Chaque 3 mai de l’année, il est célébré la Journée mondiale de la liberté de la presse. Au Burkina Faso, le débat sur la liberté de la presse fait rage. Des opinions divergent sur l’apport de la presse dans la lutte contre le terrorisme. Dans un entretien téléphonique accordé à www.minute.bf, Atiana Serge Oulon, Directeur de publication du bimensuel l’Évènement, a déploré les « attaques » que subissent les journalistes et les médias depuis l’avènement des militaires au pouvoir, notamment le MPSR 2.

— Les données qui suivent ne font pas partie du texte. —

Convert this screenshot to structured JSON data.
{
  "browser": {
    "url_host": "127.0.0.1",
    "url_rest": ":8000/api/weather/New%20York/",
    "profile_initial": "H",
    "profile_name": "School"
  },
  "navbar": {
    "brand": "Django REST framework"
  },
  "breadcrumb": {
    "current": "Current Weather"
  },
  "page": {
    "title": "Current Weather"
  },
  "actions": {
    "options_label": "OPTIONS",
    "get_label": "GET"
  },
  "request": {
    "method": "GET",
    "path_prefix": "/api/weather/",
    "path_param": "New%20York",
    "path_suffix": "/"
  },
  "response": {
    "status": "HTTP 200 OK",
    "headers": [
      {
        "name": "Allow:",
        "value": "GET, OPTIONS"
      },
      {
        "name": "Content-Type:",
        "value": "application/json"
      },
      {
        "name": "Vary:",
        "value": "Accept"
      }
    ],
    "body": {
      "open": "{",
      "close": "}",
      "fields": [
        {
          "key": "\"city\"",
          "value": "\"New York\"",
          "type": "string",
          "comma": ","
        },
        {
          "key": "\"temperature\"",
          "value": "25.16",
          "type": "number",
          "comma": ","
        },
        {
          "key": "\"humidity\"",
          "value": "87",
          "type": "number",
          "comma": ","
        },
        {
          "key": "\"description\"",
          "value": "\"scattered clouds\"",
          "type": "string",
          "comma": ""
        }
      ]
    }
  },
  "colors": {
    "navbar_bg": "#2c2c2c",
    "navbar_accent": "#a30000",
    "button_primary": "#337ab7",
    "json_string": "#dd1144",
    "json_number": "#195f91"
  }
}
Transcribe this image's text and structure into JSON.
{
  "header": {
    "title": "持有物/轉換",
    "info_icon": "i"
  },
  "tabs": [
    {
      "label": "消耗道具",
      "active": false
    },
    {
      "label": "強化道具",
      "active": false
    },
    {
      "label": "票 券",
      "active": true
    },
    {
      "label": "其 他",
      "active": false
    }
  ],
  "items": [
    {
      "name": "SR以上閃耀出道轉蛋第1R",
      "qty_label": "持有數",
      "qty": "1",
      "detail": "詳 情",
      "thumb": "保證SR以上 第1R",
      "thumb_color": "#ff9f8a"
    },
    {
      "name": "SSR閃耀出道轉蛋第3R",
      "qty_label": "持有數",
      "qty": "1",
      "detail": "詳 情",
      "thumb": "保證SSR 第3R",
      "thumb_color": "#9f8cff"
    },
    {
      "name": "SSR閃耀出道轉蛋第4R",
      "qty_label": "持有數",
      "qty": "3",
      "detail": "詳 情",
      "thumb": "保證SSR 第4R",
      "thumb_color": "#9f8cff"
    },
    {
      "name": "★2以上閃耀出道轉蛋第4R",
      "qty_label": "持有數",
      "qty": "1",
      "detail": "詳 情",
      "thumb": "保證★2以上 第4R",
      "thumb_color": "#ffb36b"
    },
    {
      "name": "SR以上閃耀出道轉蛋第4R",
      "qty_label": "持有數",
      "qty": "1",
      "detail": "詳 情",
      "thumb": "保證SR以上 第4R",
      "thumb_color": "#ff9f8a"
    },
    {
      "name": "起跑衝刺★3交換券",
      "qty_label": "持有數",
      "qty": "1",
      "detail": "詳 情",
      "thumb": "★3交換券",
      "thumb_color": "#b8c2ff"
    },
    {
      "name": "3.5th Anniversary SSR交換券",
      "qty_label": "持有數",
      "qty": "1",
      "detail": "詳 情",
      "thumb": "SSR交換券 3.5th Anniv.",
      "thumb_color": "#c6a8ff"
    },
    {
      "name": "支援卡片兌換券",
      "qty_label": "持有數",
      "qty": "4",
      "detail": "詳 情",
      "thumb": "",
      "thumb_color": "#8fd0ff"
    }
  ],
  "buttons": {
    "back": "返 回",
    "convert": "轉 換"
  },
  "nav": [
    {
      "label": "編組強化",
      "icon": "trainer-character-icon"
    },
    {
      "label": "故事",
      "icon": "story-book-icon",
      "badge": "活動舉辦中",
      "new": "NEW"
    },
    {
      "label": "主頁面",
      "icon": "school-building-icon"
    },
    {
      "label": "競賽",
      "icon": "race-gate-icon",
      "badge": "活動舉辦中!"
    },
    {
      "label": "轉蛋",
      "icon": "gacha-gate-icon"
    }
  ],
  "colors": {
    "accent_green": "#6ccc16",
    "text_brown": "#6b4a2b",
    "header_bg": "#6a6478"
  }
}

Selon le Reporter sans frontières (RSF), les conditions d’exercice du journalisme sont mauvaises dans 7 pays sur 10 et satisfaisantes dans seulement 3 pays. C’est le cas notamment au Burkina Faso (58e mondial en 2023 contre 41e en 2022), et plus généralement de la région du Sahel, qui est en train de devenir une “zone de non-information”, selon le RSF.
L’avènement du terrorisme a porté un coup à la liberté de presse
Pour Atiana Serge Oulon, Directeur de publication (DP) du journal l’Évènement, depuis la dégradation de la situation sécuritaire avec le 1er acte terroriste enregistré le 4 avril 2015 sur le sol burkinabè, la liberté de la presse a été mise à rude épreuve. Entre interpellation des gouvernants, à ne pas faire le jeu des terroristes, à l’union sacrée, et les difficultés d’accès aux sources d’information, « la liberté de la presse est malmenée », estime-t-il. Et les putschs du Lieutenant-colonel Paul Damiba et du Capitaine Ibrahim Traoré ont « davantage compliqué la situation avec un verrouillage des activités officielles », poursuit le journaliste. « L’ère du capitaine Traoré est particulièrement difficile pour la liberté de la presse avec la montée en puissance des soutiens qui s’agitent et se livrent à des attaques, des incitations à la haine et à la violence verbale et physique contre les journalistes et les médias », a déploré le DP de l’Évènement.
Le journalisme est le journalisme, précise M. Oulon. De ce fait, tranche-t-il, le journaliste doit faire son travail comme le cuisinier, l’enseignant, le cordonnier, le policier ou l’agent de l’action sociale. Mais, convient Atiana Serge Oulon, « le métier (le journalisme, ndlr) a ses règles et il faut respecter ces règles. Le journaliste doit faire tout son possible pour être professionnel. Son travail d’informer participe à l’œuvre de construction ».
Ne pas faire du griotisme comme source de malheur des journalistes ?
À en croire, Serge Atiana Oulon, les reproches faits aux journalistes sont liés au fait que les journalistes ne font pas « le perroquet. Ils ne font pas le griotisme des autorités en place ». En dehors de cela, se convainc-t-il, le professionnalisme des journalistes n’est pas remis en cause. « Il n’y a pas de critique de fond ou des cas précis de fautes ou d’erreurs ou encore d’insuffisances professionnelles contre les médias ou contre les journalistes », a souligné le DP de l’Évènement.
Du reste, explique Atiana Serge Oulon, il revient aux journalistes de lutter pour préserver leurs acquis. « La liberté de la presse au Burkina Faso est liée à la situation du pays. Il ne faut pas se leurrer, il n’y a pas d’acquis définitifs. Il faut rester aux alertes, exiger et défendre ses droits. La lutte contre le terrorisme passe aussi par le droit de savoir des populations. Ce droit s’exerce en partie à travers la liberté de la presse. Elle est fondamentale pour toute société et il est du devoir de tous d’être ferme et intransigeant pour la défendre », a-t-il conclu.